Inzwischen hatte Vanslyperken seiner üblen Laune gegen Smallbones Luft gemacht, indem er, sobald er sein schöneres Ich wieder in die Kommode eingeschlossen, den armen Jungen mit einer ungewöhnlichen Quantität von Fußstößen regalierte und ihm zugleich mit dem in der Scheide befindlichen Säbel einen schweren Schlag auf den Kopf versetzte. Dieser aber wiederholte in seinem Innern Trostes halber nur die magischen Worte: „Er ist fort!“

„Mit Erlaubnis, Sir“, sagte Korporal Vanspitter, „ich habe durch die Schiffsmannschaft erfahren, daß der Hund fort ist.“

„Ich weiß das, Korporal“, erwiderte Vanslyperken.

„Und, Sir, die Aussage ist von Smallbones ausgegangen.“

„Wirklich? So hast also du ausgesagt, der Hund sei fort? Sprich, Spitzbube, wo ist er?“

„Mit Erlaubnis, ich sagte, der Hund sei fort, und das ist wahr, aber es ist mir kein Wörtchen davon über die Lippen gekommen, daß ich wisse, wo er ist — und ich weiß es auch nicht. Er ist fortgelaufen und wird wahrscheinlich morgen wieder zurückkommen.“

„Korporal Vanspitter, wenn der Hund morgen früh um acht Uhr sich nicht wieder an Bord einfindet, so werdet Ihr alles bereit halten, um diesen Schurken zu kielholen.“

„Ja, Mynheer“, entgegnete der Korporal, hochentzückt, daß es wieder etwas zu strafen gab.

Smallbones machte eine Jammermiene.

„Das ist sehr hart“, sagte er. „Ist’s denn meine Schuld, wenn der Hund vielleicht in den Kanal gefallen ist?
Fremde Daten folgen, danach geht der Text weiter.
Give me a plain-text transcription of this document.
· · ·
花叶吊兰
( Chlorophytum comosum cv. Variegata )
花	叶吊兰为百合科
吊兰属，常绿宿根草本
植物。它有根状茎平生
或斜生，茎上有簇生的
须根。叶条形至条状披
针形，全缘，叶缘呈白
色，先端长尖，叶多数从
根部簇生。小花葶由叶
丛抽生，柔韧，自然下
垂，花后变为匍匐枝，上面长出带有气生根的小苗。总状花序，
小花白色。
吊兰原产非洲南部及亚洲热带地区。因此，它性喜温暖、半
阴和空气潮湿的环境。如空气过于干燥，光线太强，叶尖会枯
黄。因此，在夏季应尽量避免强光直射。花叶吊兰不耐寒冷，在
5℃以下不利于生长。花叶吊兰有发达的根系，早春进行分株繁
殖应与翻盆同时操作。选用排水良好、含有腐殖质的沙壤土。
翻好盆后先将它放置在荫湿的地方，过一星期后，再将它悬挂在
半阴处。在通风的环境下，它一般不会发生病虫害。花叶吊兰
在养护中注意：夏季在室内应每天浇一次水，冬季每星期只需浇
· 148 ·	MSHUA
Wenn Snarleyyow auf den Boden des Kanals kam, so ist das kein Grund, um mich unter dem Boden des Kutters durchziehen zu lassen.“

„Ja, ja“, erwiderte Vanslyperken. „Ich will dich lehren, Pflastersteine vom Kai herunterzuwerfen. Verlaß die Kajüte, Bursche.“

Smallbones, den das schuldige Gewissen bei Erwähnung der Pflastersteine erblassen ließ, zog sich eilig zurück, und Vanslyperken begab sich zu Bette, um von Rache zu träumen.